L’association Freeform a saisi l’IGGN (Inspection Générale
de la Gendarmerie Nationale) concernant la destruction du
matériel, avec pour objectif une saisine de l’IGA, et invite
l’ensemble des participant.es de la fête de Redon à faire de
même concernant l’usage disproportionné de la violence par les
gendarmes dont ils et elles ont été victimes ou témoins.

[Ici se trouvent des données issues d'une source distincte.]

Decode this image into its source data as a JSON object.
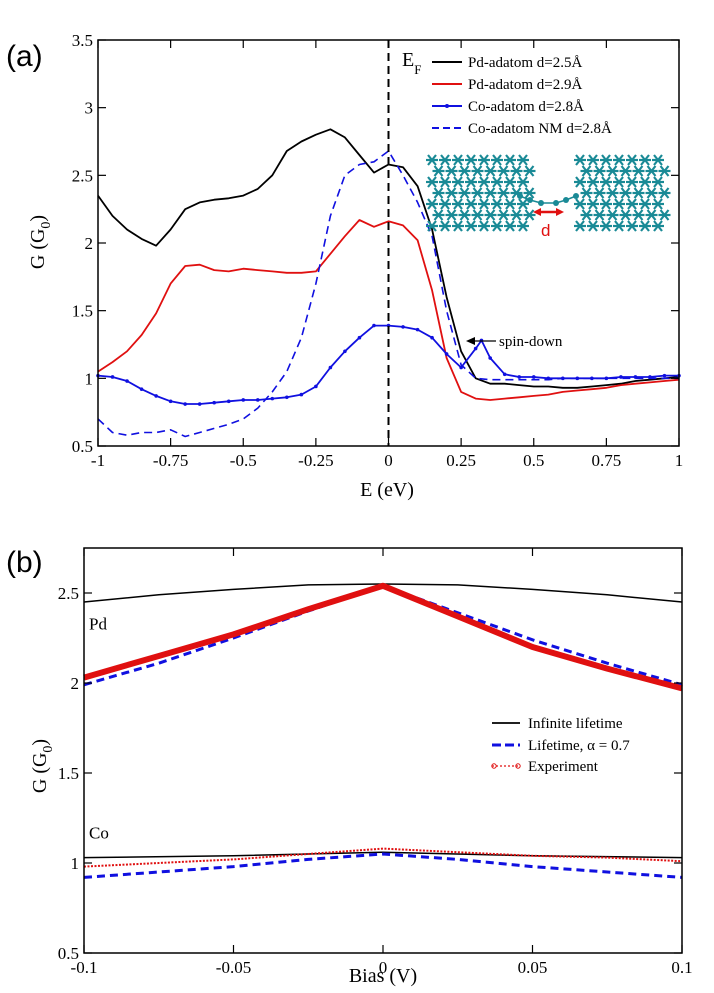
{
  "chart_data": [
    {
      "id": "a",
      "panel_label": "(a)",
      "type": "line",
      "xlabel": "E (eV)",
      "ylabel": "G (G",
      "ylabel_sub": "0",
      "ylabel_close": ")",
      "xlim": [
        -1,
        1
      ],
      "ylim": [
        0.5,
        3.5
      ],
      "xticks": [
        -1,
        -0.75,
        -0.5,
        -0.25,
        0,
        0.25,
        0.5,
        0.75,
        1
      ],
      "xtick_labels": [
        "-1",
        "-0.75",
        "-0.5",
        "-0.25",
        "0",
        "0.25",
        "0.5",
        "0.75",
        "1"
      ],
      "yticks": [
        0.5,
        1,
        1.5,
        2,
        2.5,
        3,
        3.5
      ],
      "ytick_labels": [
        "0.5",
        "1",
        "1.5",
        "2",
        "2.5",
        "3",
        "3.5"
      ],
      "fermi_label": "E",
      "fermi_sub": "F",
      "annotation": "spin-down",
      "annotation_target": [
        0.32,
        1.28
      ],
      "inset_label": "d",
      "legend_position": "top-right",
      "series": [
        {
          "name": "Pd-adatom d=2.5Å",
          "color": "#000000",
          "style": "solid",
          "marker": false,
          "x": [
            -1,
            -0.95,
            -0.9,
            -0.85,
            -0.8,
            -0.75,
            -0.7,
            -0.65,
            -0.6,
            -0.55,
            -0.5,
            -0.45,
            -0.4,
            -0.35,
            -0.3,
            -0.25,
            -0.2,
            -0.15,
            -0.1,
            -0.05,
            0,
            0.05,
            0.1,
            0.15,
            0.2,
            0.25,
            0.3,
            0.35,
            0.4,
            0.45,
            0.5,
            0.55,
            0.6,
            0.65,
            0.7,
            0.75,
            0.8,
            0.85,
            0.9,
            0.95,
            1
          ],
          "y": [
            2.35,
            2.2,
            2.1,
            2.03,
            1.98,
            2.1,
            2.25,
            2.3,
            2.32,
            2.33,
            2.35,
            2.4,
            2.5,
            2.68,
            2.75,
            2.8,
            2.84,
            2.78,
            2.65,
            2.52,
            2.58,
            2.56,
            2.42,
            2.1,
            1.6,
            1.2,
            1.0,
            0.96,
            0.96,
            0.95,
            0.94,
            0.94,
            0.93,
            0.93,
            0.94,
            0.95,
            0.96,
            0.98,
            0.99,
            1.0,
            1.01
          ]
        },
        {
          "name": "Pd-adatom d=2.9Å",
          "color": "#e01010",
          "style": "solid",
          "marker": false,
          "x": [
            -1,
            -0.95,
            -0.9,
            -0.85,
            -0.8,
            -0.75,
            -0.7,
            -0.65,
            -0.6,
            -0.55,
            -0.5,
            -0.45,
            -0.4,
            -0.35,
            -0.3,
            -0.25,
            -0.2,
            -0.15,
            -0.1,
            -0.05,
            0,
            0.05,
            0.1,
            0.15,
            0.2,
            0.25,
            0.3,
            0.35,
            0.4,
            0.45,
            0.5,
            0.55,
            0.6,
            0.65,
            0.7,
            0.75,
            0.8,
            0.85,
            0.9,
            0.95,
            1
          ],
          "y": [
            1.05,
            1.12,
            1.2,
            1.32,
            1.48,
            1.7,
            1.83,
            1.84,
            1.8,
            1.79,
            1.81,
            1.8,
            1.79,
            1.78,
            1.78,
            1.79,
            1.92,
            2.05,
            2.17,
            2.12,
            2.16,
            2.13,
            2.02,
            1.65,
            1.15,
            0.9,
            0.85,
            0.84,
            0.85,
            0.86,
            0.87,
            0.88,
            0.9,
            0.91,
            0.92,
            0.93,
            0.95,
            0.96,
            0.97,
            0.98,
            0.99
          ]
        },
        {
          "name": "Co-adatom d=2.8Å",
          "color": "#1010e0",
          "style": "solid",
          "marker": true,
          "x": [
            -1,
            -0.95,
            -0.9,
            -0.85,
            -0.8,
            -0.75,
            -0.7,
            -0.65,
            -0.6,
            -0.55,
            -0.5,
            -0.45,
            -0.4,
            -0.35,
            -0.3,
            -0.25,
            -0.2,
            -0.15,
            -0.1,
            -0.05,
            0,
            0.05,
            0.1,
            0.15,
            0.2,
            0.25,
            0.3,
            0.32,
            0.35,
            0.4,
            0.45,
            0.5,
            0.55,
            0.6,
            0.65,
            0.7,
            0.75,
            0.8,
            0.85,
            0.9,
            0.95,
            1
          ],
          "y": [
            1.02,
            1.01,
            0.98,
            0.92,
            0.87,
            0.83,
            0.81,
            0.81,
            0.82,
            0.83,
            0.84,
            0.84,
            0.85,
            0.86,
            0.88,
            0.94,
            1.08,
            1.2,
            1.3,
            1.39,
            1.39,
            1.38,
            1.36,
            1.3,
            1.18,
            1.08,
            1.22,
            1.28,
            1.15,
            1.03,
            1.01,
            1.01,
            1.0,
            1.0,
            1.0,
            1.0,
            1.0,
            1.01,
            1.01,
            1.01,
            1.02,
            1.02
          ]
        },
        {
          "name": "Co-adatom NM d=2.8Å",
          "color": "#1010e0",
          "style": "dashed",
          "marker": false,
          "x": [
            -1,
            -0.95,
            -0.9,
            -0.85,
            -0.8,
            -0.75,
            -0.7,
            -0.65,
            -0.6,
            -0.55,
            -0.5,
            -0.45,
            -0.4,
            -0.35,
            -0.3,
            -0.25,
            -0.2,
            -0.15,
            -0.1,
            -0.05,
            0,
            0.05,
            0.1,
            0.15,
            0.2,
            0.25,
            0.3,
            0.35,
            0.4,
            0.45,
            0.5,
            0.55,
            0.6,
            0.65,
            0.7,
            0.75,
            0.8,
            0.85,
            0.9,
            0.95,
            1
          ],
          "y": [
            0.7,
            0.6,
            0.58,
            0.6,
            0.6,
            0.62,
            0.57,
            0.6,
            0.63,
            0.66,
            0.7,
            0.78,
            0.9,
            1.05,
            1.3,
            1.7,
            2.2,
            2.5,
            2.58,
            2.6,
            2.68,
            2.5,
            2.3,
            2.05,
            1.5,
            1.1,
            1.0,
            0.99,
            0.99,
            0.99,
            0.99,
            0.99,
            1.0,
            1.0,
            1.0,
            1.0,
            1.0,
            1.0,
            1.0,
            1.0,
            1.0
          ]
        }
      ]
    },
    {
      "id": "b",
      "panel_label": "(b)",
      "type": "line",
      "xlabel": "Bias (V)",
      "ylabel": "G (G",
      "ylabel_sub": "0",
      "ylabel_close": ")",
      "xlim": [
        -0.1,
        0.1
      ],
      "ylim": [
        0.5,
        2.75
      ],
      "xticks": [
        -0.1,
        -0.05,
        0,
        0.05,
        0.1
      ],
      "xtick_labels": [
        "-0.1",
        "-0.05",
        "0",
        "0.05",
        "0.1"
      ],
      "yticks": [
        0.5,
        1,
        1.5,
        2,
        2.5
      ],
      "ytick_labels": [
        "0.5",
        "1",
        "1.5",
        "2",
        "2.5"
      ],
      "curve_labels": [
        {
          "text": "Pd",
          "x": -0.099,
          "y": 2.33
        },
        {
          "text": "Co",
          "x": -0.099,
          "y": 1.17
        }
      ],
      "legend_position": "right",
      "legend": [
        {
          "name": "Infinite lifetime",
          "color": "#000000",
          "style": "solid"
        },
        {
          "name": "Lifetime,  α = 0.7",
          "color": "#1010e0",
          "style": "dashed"
        },
        {
          "name": "Experiment",
          "color": "#e01010",
          "style": "dotted-marker"
        }
      ],
      "series": [
        {
          "name": "Infinite lifetime Pd",
          "color": "#000000",
          "style": "solid",
          "x": [
            -0.1,
            -0.075,
            -0.05,
            -0.025,
            0,
            0.025,
            0.05,
            0.075,
            0.1
          ],
          "y": [
            2.45,
            2.49,
            2.52,
            2.545,
            2.55,
            2.545,
            2.52,
            2.49,
            2.45
          ]
        },
        {
          "name": "Lifetime Pd",
          "color": "#1010e0",
          "style": "dashed",
          "x": [
            -0.1,
            -0.075,
            -0.05,
            -0.025,
            0,
            0.025,
            0.05,
            0.075,
            0.1
          ],
          "y": [
            1.99,
            2.11,
            2.25,
            2.4,
            2.54,
            2.39,
            2.24,
            2.11,
            1.99
          ]
        },
        {
          "name": "Experiment Pd",
          "color": "#e01010",
          "style": "thick",
          "x": [
            -0.1,
            -0.075,
            -0.05,
            -0.025,
            0,
            0.025,
            0.05,
            0.075,
            0.1
          ],
          "y": [
            2.03,
            2.15,
            2.27,
            2.41,
            2.54,
            2.37,
            2.2,
            2.08,
            1.97
          ]
        },
        {
          "name": "Infinite lifetime Co",
          "color": "#000000",
          "style": "solid",
          "x": [
            -0.1,
            -0.05,
            0,
            0.05,
            0.1
          ],
          "y": [
            1.03,
            1.04,
            1.06,
            1.04,
            1.03
          ]
        },
        {
          "name": "Lifetime Co",
          "color": "#1010e0",
          "style": "dashed",
          "x": [
            -0.1,
            -0.075,
            -0.05,
            -0.025,
            0,
            0.025,
            0.05,
            0.075,
            0.1
          ],
          "y": [
            0.92,
            0.95,
            0.98,
            1.02,
            1.05,
            1.02,
            0.98,
            0.95,
            0.92
          ]
        },
        {
          "name": "Experiment Co",
          "color": "#e01010",
          "style": "dotted",
          "x": [
            -0.1,
            -0.075,
            -0.05,
            -0.025,
            0,
            0.025,
            0.05,
            0.075,
            0.1
          ],
          "y": [
            0.98,
            1.0,
            1.02,
            1.05,
            1.08,
            1.06,
            1.04,
            1.03,
            1.01
          ]
        }
      ]
    }
  ]
}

Une plainte devant la Cour Européenne des Droits de l’Homme
est en cours de préparation.

Des plaintes vont également être déposées par des personnes
blessées pour violences volontaires ou usage disproportionné de
la force.

Enfin, Amnesty International, après avoir écrit au ministère
de l’intérieur, envisage de son côté également de porter plainte
contre les violences à l’encontre du public et communiquera sous
peu à ce sujet.

Par ailleurs, la CNS a pu consulter deux témoignages de personnes ayant
assisté à la scène de la main arrachée. Toute deux affirment clairement
avoir vu la grenade atterrir et exploser au niveau de la main du blessé,
apportant ainsi la preuve que la mutilation était le fait d’une grenade
lancée par les gendarmes en pleine nuit. Ces témoignages seront transmis
au procureur de la République en charge de l’enquête. Nous apportons
tout notre soutien au blessé ainsi qu’à ses proches dans cette difficile
épreuve.

Mercredi 7 juillet, une réunion interministérielle sous l’égide de
l’Elysée et à la demande de Technopol, accueillera une délégation
composée de la Coordination Nationale des Sons et de Techno +, aux côtés
de Technopol et de Freeform. Cette délégation sera présente pour porter
des revendications claires :

La suppression de l’amendement Mariani afin de sortir du régime
d’exception des rave party et rentrer dans le droit commun comme tout
autre événement festif et culturel.

La reconnaissance des pratiques culturelles amateurs

L’arrêt des saisies illégales (plus de 95 % des saisies sont
restituées lors des passages au tribunal)

L’arrêt immédiat des violences envers un public qui vient pour
danser

Une garantie d’accès au site pour les associations de Réduction Des
Risques en milieu festif.

Nous déplorons que le dialogue ait été rompu par les autorités depuis le
début de ce quinquennat, avec les conséquences tragiques que l’on
connaît aujourd’hui. L’escalade de la répression envers notre culture ne
peut continuer. Nous condamnons fermement les violences commises et
attendons un geste fort de l’État pour y mettre fin.